Sanierung der umliegenden Häuser, Nachbarn können als Hausmeister anheuern

 

So ist zu lesen, dass mit dem Abschluss der Bauarbeiten an den Höfen und dem Einzug der neuen Bewohner der Aufwertungsprozess nicht abgeschlossen sei. „Einige nicht sanierte Häuser in unserer gemeinsamen Nachbarschaft passen jetzt nicht mehr in das neue, gehobene Erscheinungsbild unserer Straße“, heißt es. Daher habe man sich bereit erklärt, die unansehnlichen Gebäude zu erwerben und stilgerecht zu sanieren. Zudem solle auf dem Teutoburger Platz ein abgeschirmter, nur Mitgliedern einer Initiative vorbehaltener Spielplatz entstehen, auf dem Kleinkinder von mehrsprachigem Personal betreut und vor unkontrollierbaren äußeren Einflüssen bewahrt würden.

Man wolle jedoch auch sozial schwächer gestellten Menschen ein Leben in der Nachbarschaft ermöglichen, heißt es weiter: „In naher Zukunft entstehen neue, qualifizierte Arbeitsplätze für Servicekräfte in den Bereichen Securitiy, Facility Management, Gastronomie, Grünanlagenpflege und Housekeeping.“ Selbst an diejenigen, die die durch die Aufwertung des Quartiers zwangsläufig steigenden Mieten nicht mehr zahlen könnten, sei gedacht. „Durch die langjährigen Investitionen von Diamona & Harnisch in Nachbarbezirken wie Lichtenberg und Hohenschönhausen können wir adäquate Wohnalternativen anbieten.“

 

Sechzig Anrufe irritierter Anwohner beim Investor

 

Als Kontaktmöglichkeit auf dem Flyer angegeben ist eine Telefonnummer, unter der sich tatsächlich ein Mitarbeiter von Diamona & Harnisch meldet. „Das ist ein Fake“, sagt er gleich – schon zum 60. Mal am heutigen Tag, wie er hinterherschiebt. „Den meisten Anrufern war bewusst, dass es sich bei dem Brief um eine Fälschung handelte. Sowas passiert manchmal“, meint er. Die Vorurteile, die hier erkennbar würden, könne er aber nicht ganz nachvollziehen. Schließlich seien es vor allem junge Familien, die sich in den Choriner Höfen den Traum vom Eigenheim erfüllten. „Die fahren mit dem Fahrrad und nicht mit dem Porsche vor.“ Ob die Guerilla-Aktion Konsequenzen haben werde, könne er noch nicht sagen.

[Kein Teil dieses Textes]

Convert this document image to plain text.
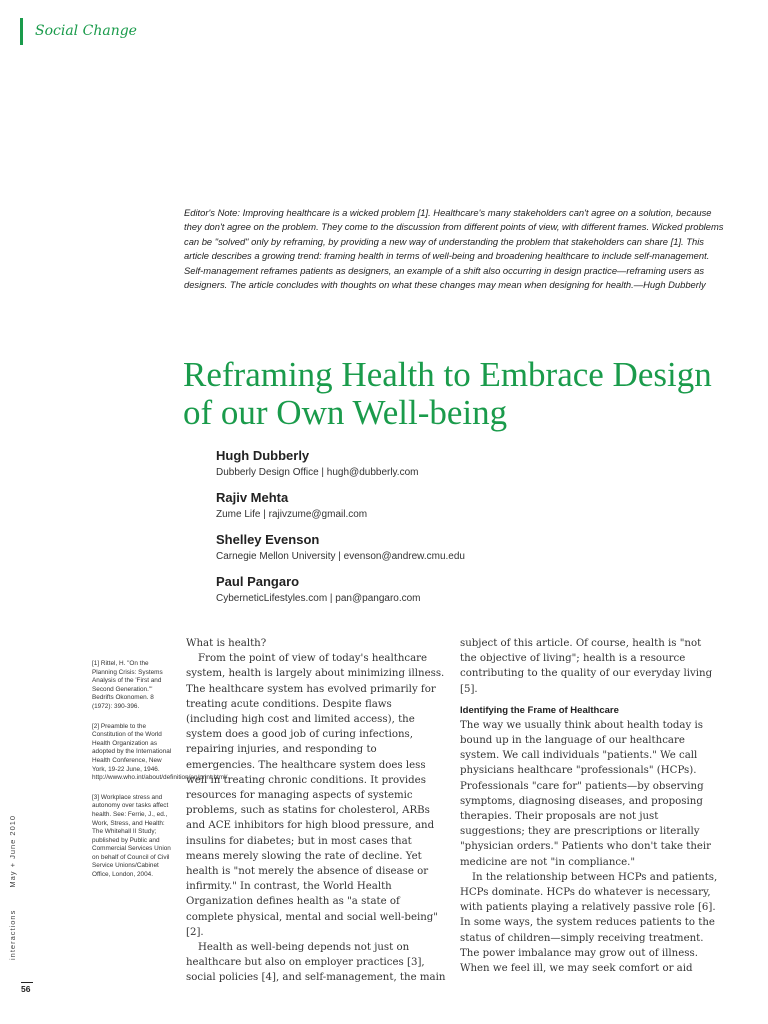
Social Change

Editor's Note: Improving healthcare is a wicked problem [1]. Healthcare's many stakeholders can't agree on a solution, because they don't agree on the problem. They come to the discussion from different points of view, with different frames. Wicked problems can be "solved" only by reframing, by providing a new way of understanding the problem that stakeholders can share [1]. This article describes a growing trend: framing health in terms of well-being and broadening healthcare to include self-management. Self-management reframes patients as designers, an example of a shift also occurring in design practice—reframing users as designers. The article concludes with thoughts on what these changes may mean when designing for health.—Hugh Dubberly

Reframing Health to Embrace Design of our Own Well-being
Hugh Dubberly
Dubberly Design Office | hugh@dubberly.com
Rajiv Mehta
Zume Life | rajivzume@gmail.com
Shelley Evenson
Carnegie Mellon University | evenson@andrew.cmu.edu
Paul Pangaro
CyberneticLifestyles.com | pan@pangaro.com

[1] Rittel, H. "On the Planning Crisis: Systems Analysis of the 'First and Second Generation.'" Bedrifts Okonomen. 8 (1972): 390-396.

[2] Preamble to the Constitution of the World Health Organization as adopted by the International Health Conference, New York, 19-22 June, 1946. http://www.who.int/about/definition/en/print.html/

[3] Workplace stress and autonomy over tasks affect health. See: Ferrie, J., ed., Work, Stress, and Health: The Whitehall II Study; published by Public and Commercial Services Union on behalf of Council of Civil Service Unions/Cabinet Office, London, 2004.

interactionsMay + June 2010
56

What is health?

From the point of view of today's healthcare system, health is largely about minimizing illness. The healthcare system has evolved primarily for treating acute conditions. Despite flaws (including high cost and limited access), the system does a good job of curing infections, repairing injuries, and responding to emergencies. The healthcare system does less well in treating chronic conditions. It provides resources for managing aspects of systemic problems, such as statins for cholesterol, ARBs and ACE inhibitors for high blood pressure, and insulins for diabetes; but in most cases that means merely slowing the rate of decline. Yet health is "not merely the absence of disease or infirmity." In contrast, the World Health Organization defines health as "a state of complete physical, mental and social well-being" [2].

Health as well-being depends not just on healthcare but also on employer practices [3], social policies [4], and self-management, the main

subject of this article. Of course, health is "not the objective of living"; health is a resource contributing to the quality of our everyday living [5].

Identifying the Frame of Healthcare

The way we usually think about health today is bound up in the language of our healthcare system. We call individuals "patients." We call physicians healthcare "professionals" (HCPs). Professionals "care for" patients—by observing symptoms, diagnosing diseases, and proposing therapies. Their proposals are not just suggestions; they are prescriptions or literally "physician orders." Patients who don't take their medicine are not "in compliance."

In the relationship between HCPs and patients, HCPs dominate. HCPs do whatever is necessary, with patients playing a relatively passive role [6]. In some ways, the system reduces patients to the status of children—simply receiving treatment. The power imbalance may grow out of illness. When we feel ill, we may seek comfort or aid
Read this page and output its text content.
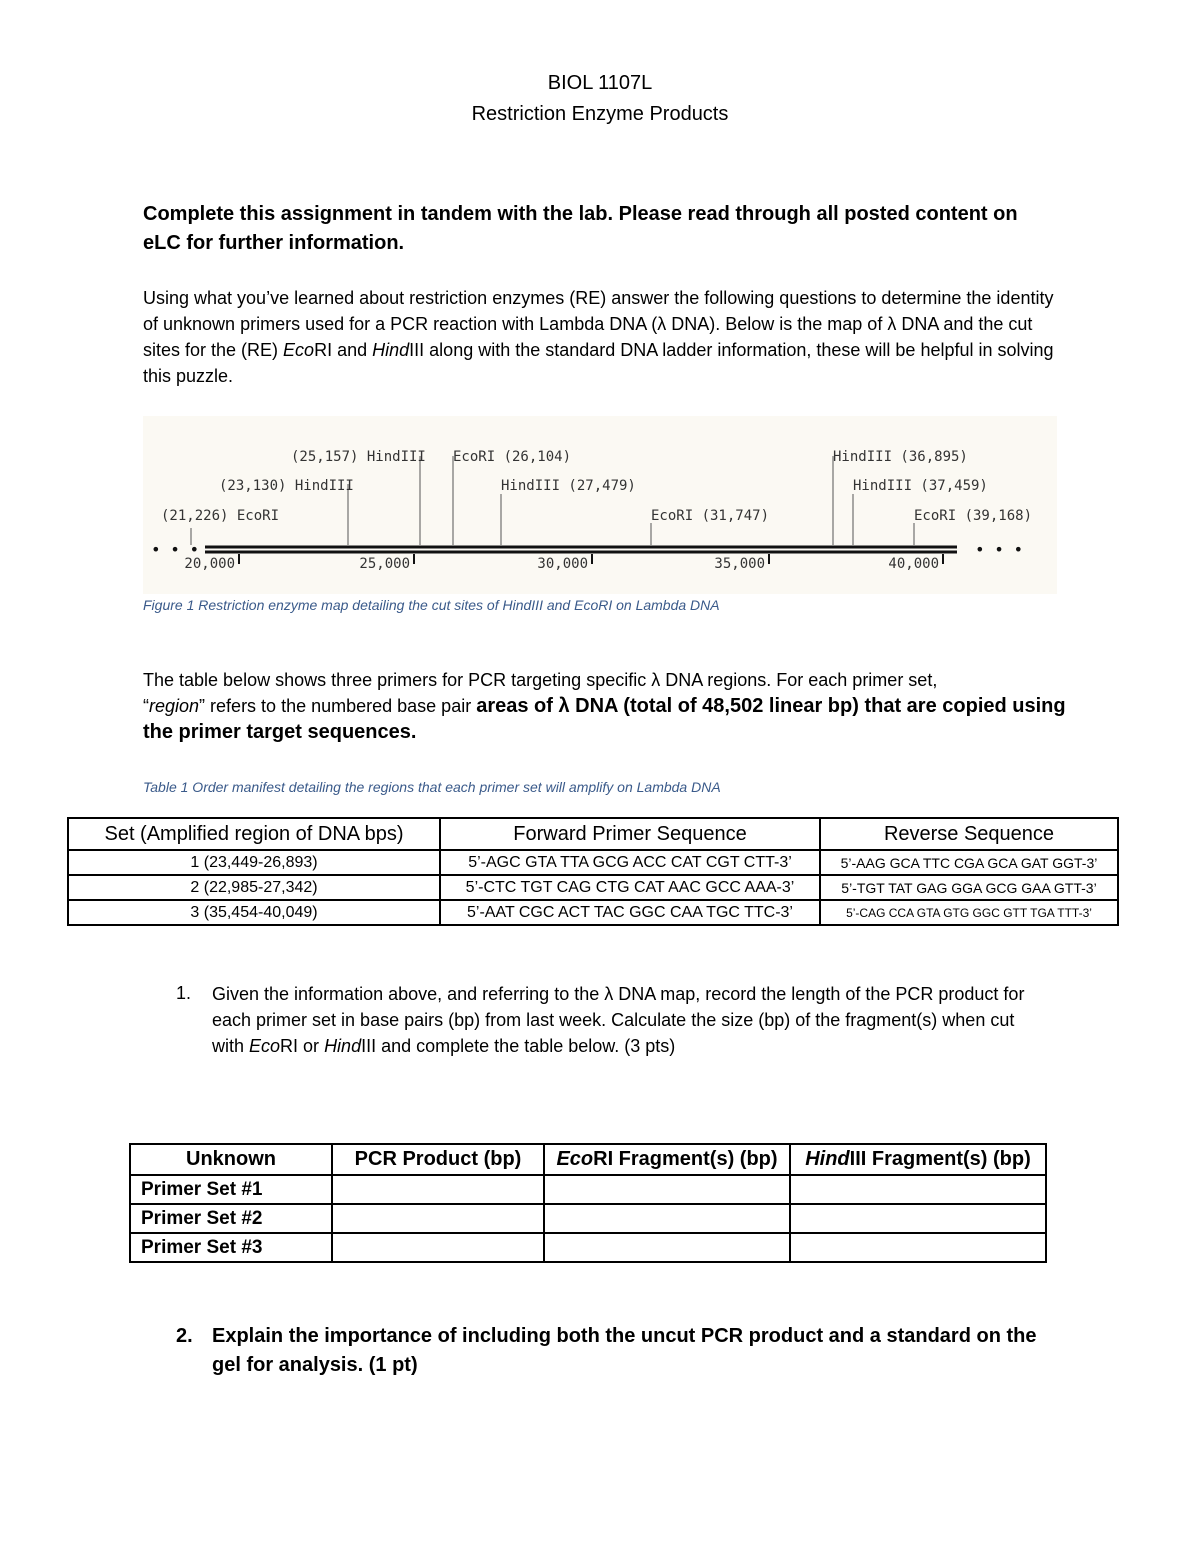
BIOL 1107L
Restriction Enzyme Products
Complete this assignment in tandem with the lab. Please read through all posted content on eLC for further information.
Using what you’ve learned about restriction enzymes (RE) answer the following questions to determine the identity of unknown primers used for a PCR reaction with Lambda DNA (λ DNA). Below is the map of λ DNA and the cut sites for the (RE) EcoRI and HindIII along with the standard DNA ladder information, these will be helpful in solving this puzzle.
(21,226) EcoRI
(23,130) HindIII
(25,157) HindIII EcoRI (26,104)
HindIII (27,479)
EcoRI (31,747)
HindIII (36,895)
HindIII (37,459)
EcoRI (39,168)
20,000	25,000	30,000	35,000	40,000
• • •	• • •
Figure 1 Restriction enzyme map detailing the cut sites of HindIII and EcoRI on Lambda DNA
The table below shows three primers for PCR targeting specific λ DNA regions. For each primer set,
“region” refers to the numbered base pair areas of λ DNA (total of 48,502 linear bp) that are copied using the primer target sequences.
Table 1 Order manifest detailing the regions that each primer set will amplify on Lambda DNA
Set (Amplified region of DNA bps)	Forward Primer Sequence	Reverse Sequence
1 (23,449-26,893)	5’-AGC GTA TTA GCG ACC CAT CGT CTT-3’	5’-AAG GCA TTC CGA GCA GAT GGT-3’
2 (22,985-27,342)	5’-CTC TGT CAG CTG CAT AAC GCC AAA-3’	5’-TGT TAT GAG GGA GCG GAA GTT-3’
3 (35,454-40,049)	5’-AAT CGC ACT TAC GGC CAA TGC TTC-3’	5’-CAG CCA GTA GTG GGC GTT TGA TTT-3’
1. Given the information above, and referring to the λ DNA map, record the length of the PCR product for each primer set in base pairs (bp) from last week. Calculate the size (bp) of the fragment(s) when cut with EcoRI or HindIII and complete the table below. (3 pts)
Unknown	PCR Product (bp)	EcoRI Fragment(s) (bp)	HindIII Fragment(s) (bp)
Primer Set #1			
Primer Set #2			
Primer Set #3			
2. Explain the importance of including both the uncut PCR product and a standard on the gel for analysis. (1 pt)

Einer der ersten, der den Flyer nicht nur bemerkte, sondern sich öffentlich dazu äußerte, war Rico-Thore Kauert. „Am Sonntag habe ich den Zettel im Briefkasten gefunden und mich so über die Dreistigkeit dieses Briefes geärgert, dass mir zunächst entging, dass es sich dabei um eine Fälschung handelte“, sagt er. In seinem Blog machte er seinem Ärger Luft – mittlerweile hat er den Beitrag wieder offline genommen.

 

„Layout, Sprache – das klang plausibel“

 

„Der Flyer ist ziemlich gut gemacht, und auch die übliche PR-Sprache sehr gut getroffen“, meint er. „Das klang plausibel.“ Andere Anwohner, mit denen er gesprochen habe, hätten das ähnlich gesehen. „Irgendwann rief dann aber die Agentur der Investoren bei mir an und klärte mich über die Fälschung auf – im Nachhinein frage ich mich natürlich, warum ich das nicht gleich bemerkt habe.“

Wer hinter der Aktion steckt, ist bislang nicht bekannt. „Einer der üblichen gefrusteten Anwohner“, meint der Mitarbeiter des Investors. Auch Kauert hat keinen konkreten Verdacht, vermutet aber, dass der Zeitpunkt mit den Baumfällungen in der Kastanienallee 63 zusammenhängen könnte. Auch dort heißt der Investor nämlich Diamona & Harnisch.